The Alert Analyzer utility is a standalone process. It uses Natural Language Processing (NLP) techniques to analyze inbound event data. The Alert Analyzer divides text fields within the events into tokens. Based on the frequency of these tokens appearing in other events, it assigns an entropy value to the tokens and to the alerts in Moogsoft Enterprise.

See Entropy for more information on how Moogsoft Enterprise evaluates entropy and uses entropy thresholds to reduce the level of 'noise' from incoming event data.

See Configure Entropy Generation Schedule and Configure Entropy Thresholds with Alert Analyzer for information on how to use Alert Analyzer features in the Moogsoft Enterprise UI.

## Natural language processing analysis

The Alert Analyzer utility performs a number of linguistic analyses on events entering Moogsoft Enterprise. It then uses this linguistic analysis to calculate an entropy value for each token and then for every alert. See Entropy for more information.

## Tokenization of text

The Alert Analyzer splits a text string at word boundaries, such as spaces or punctuation marks, into blocks. Each block of text is known as a token. For example, the following description has five tokens:

Link down on port 2/32

## Token type identification

Commonly used word boundaries are often integral to the meaning of a token, for example, dots in IPV4 addresses. The Alert Analyzer identifies complete tokens of the following types within the structure of an event:

• v4

• v6

• OIDs

• Dates: Most standard formats.

• Numbers:

• Integers

• Real numbers

• With and without unit suffixes, for example, 99%, 12kb, 345ms.

• File paths:

• Forward slashes

• Backward slashes

• GUIDs

• Hexadecimal numbers: With the 0x prefix.

• URLs

• Email addresses: Most standard formats.

Identifying token types in arbitrary text is not an exact science and so, occasionally, the algorithms may identify tokens as a certain type which seems incorrect to a human.

After the Alert Analyzer has identified the token types, it can use them for masking and to identify tokens with high variation in a given alert.

Tokens that change between events for the same alert can cause that alert to be assigned an incorrectly high entropy value. The most obvious example involves dates and times. If the description of an event is to be analyzed but each event contains a different timestamp, that timestamp will have a high entropy and skew the entropy for that alert as a whole. For other token types that change frequently, such as URLs or IP addresses, it may be desirable to retain the higher entropy associated with that token type because the changing value is significant.

You can configure the Alert Analyzer to include or exclude specific token types in the entropy analysis for each event partition.

You should consider masking dates, times and numbers from the entropy calculation.

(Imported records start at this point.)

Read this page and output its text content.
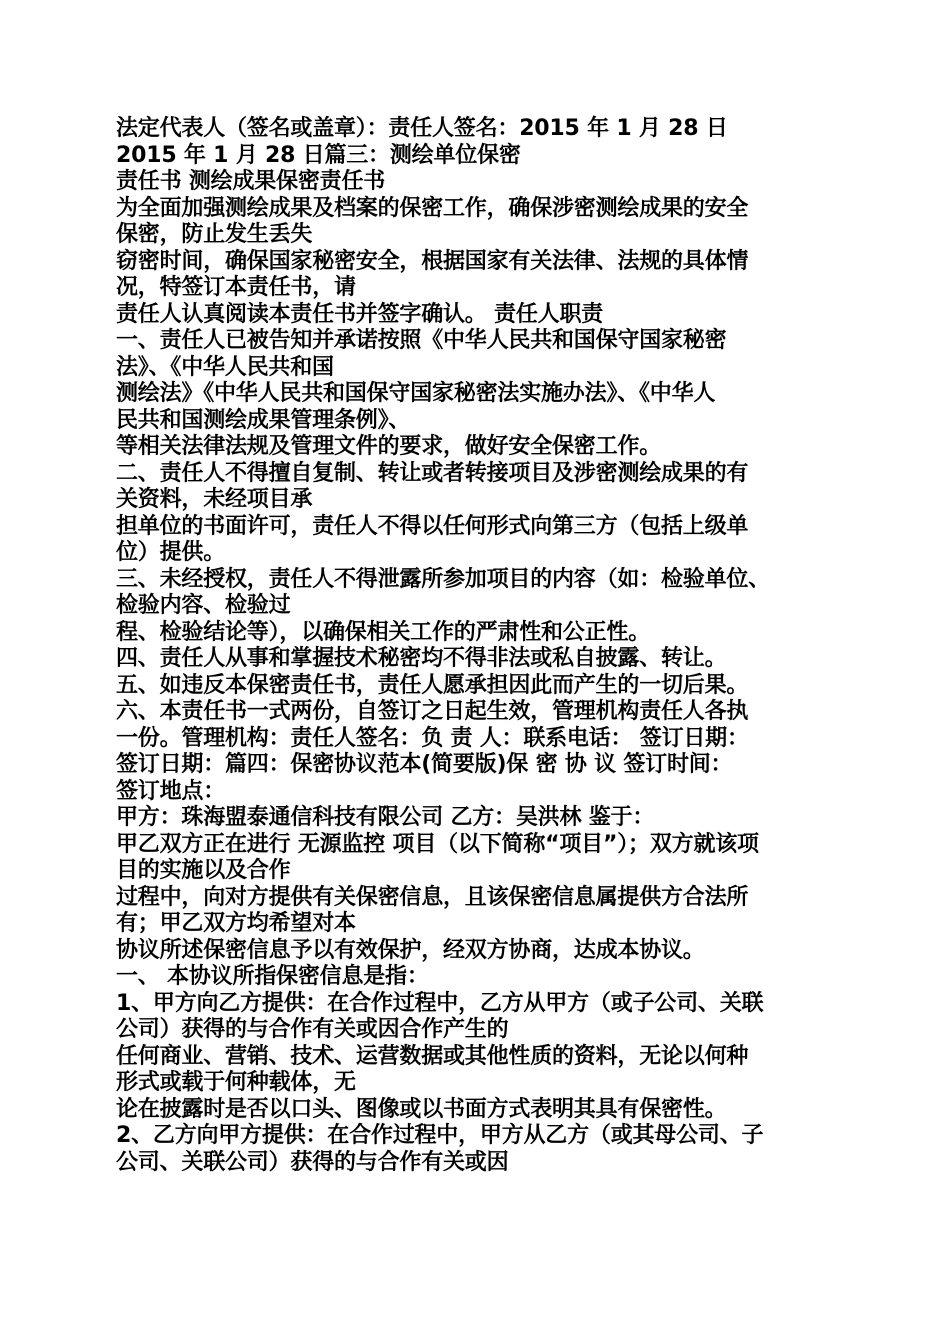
法定代表人（签名或盖章）：责任人签名：2015 年 1 月 28 日
2015 年 1 月 28 日篇三：测绘单位保密
责任书 测绘成果保密责任书
为全面加强测绘成果及档案的保密工作，确保涉密测绘成果的安全
保密，防止发生丢失
窃密时间，确保国家秘密安全，根据国家有关法律、法规的具体情
况，特签订本责任书，请
责任人认真阅读本责任书并签字确认。 责任人职责
一、责任人已被告知并承诺按照《中华人民共和国保守国家秘密
法》、《中华人民共和国
测绘法》《中华人民共和国保守国家秘密法实施办法》、《中华人
民共和国测绘成果管理条例》、
等相关法律法规及管理文件的要求，做好安全保密工作。
二、责任人不得擅自复制、转让或者转接项目及涉密测绘成果的有
关资料，未经项目承
担单位的书面许可，责任人不得以任何形式向第三方（包括上级单
位）提供。
三、未经授权，责任人不得泄露所参加项目的内容（如：检验单位、
检验内容、检验过
程、检验结论等），以确保相关工作的严肃性和公正性。
四、责任人从事和掌握技术秘密均不得非法或私自披露、转让。
五、如违反本保密责任书，责任人愿承担因此而产生的一切后果。
六、本责任书一式两份，自签订之日起生效，管理机构责任人各执
一份。管理机构：责任人签名：负 责 人：联系电话： 签订日期：
签订日期：篇四：保密协议范本(简要版)保 密 协 议 签订时间：
签订地点：
甲方：珠海盟泰通信科技有限公司 乙方：吴洪林 鉴于：
甲乙双方正在进行 无源监控 项目（以下简称“项目”）；双方就该项
目的实施以及合作
过程中，向对方提供有关保密信息，且该保密信息属提供方合法所
有；甲乙双方均希望对本
协议所述保密信息予以有效保护，经双方协商，达成本协议。
一、 本协议所指保密信息是指：
1、甲方向乙方提供：在合作过程中，乙方从甲方（或子公司、关联
公司）获得的与合作有关或因合作产生的
任何商业、营销、技术、运营数据或其他性质的资料，无论以何种
形式或载于何种载体，无
论在披露时是否以口头、图像或以书面方式表明其具有保密性。
2、乙方向甲方提供：在合作过程中，甲方从乙方（或其母公司、子
公司、关联公司）获得的与合作有关或因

## Language processing techniques

The Alert Analyzer uses many standard techniques in language processing:

• Case folding

• Tokens that differ only by case, for example, 'WORD', 'Word' or 'word', are converted to the same case and considered equal.

• Case folding is applied to all token types.

• Stop words

• You can add common or meaningless words, such as 'a', 'be', 'not', to a stop words file so that they are removed from the entropy calculation.

• You can define a universal 'length' parameter so that any word at or below a certain length is treated as a stop word. For example, if set to '2', any words of one or two characters are ignored.

• Stop words are applied to all token types.

• Stemming

• A technique used to reduce a word to its root to remove plurals or different tenses in verbs. Words with the same root are considered equal.

• Note that some words, when stemmed, look unusual. For example, 'priority', 'priorities', prioritize, get stemmed to 'priorit'.

• If stemming is enabled, the stemmed form is stored in the reference database.

• Stemming is only applied to tokens of type 'word', that is, it is not applied to numbers, GUIDs, IP addresses, etc.

## Priority words

Priority words are similar in concept to stop words but, rather than removing that word from the analysis as occurs with stop words, a priority word is assigned an entropy value of 1. For example, if ‘reboot’ is defined as a priority word, any tokens containing the word ‘reboot’ are given an entropy value of 1 regardless of how frequently the word appears in events.

• Priority words are analyzed after stop words. If a token satisfies the criteria of a stop word, it is removed from the analysis and so cannot subsequently be considered as a priority word.

• The reference database contains the calculated entropies for all tokens regardless of whether they are classed as priority words.

## Partition-based analysis

You can configure the Alert Analyzer so that it calculates the entropy values for events for different partitions. As an example, you may want to run separate entropy calculations for different regions. In this type of configuration, the same token can be given multiple entropy values within the same Moogfarmd deployment based on its frequency in the events within each partition. You can set up different configuration options for the different partitions. For example, in a particular partition, IP addresses may be masked whilst for another partition that may be unnecessary. In general, if a deployment uses the “pre-partition” method in Moogfarmd, that deployment benefits from partition-based entropy calculations.

See Configure Entropy Generation Details for further information on the Graze API endpoints you can use to configure partitions in the Alert Analyzer.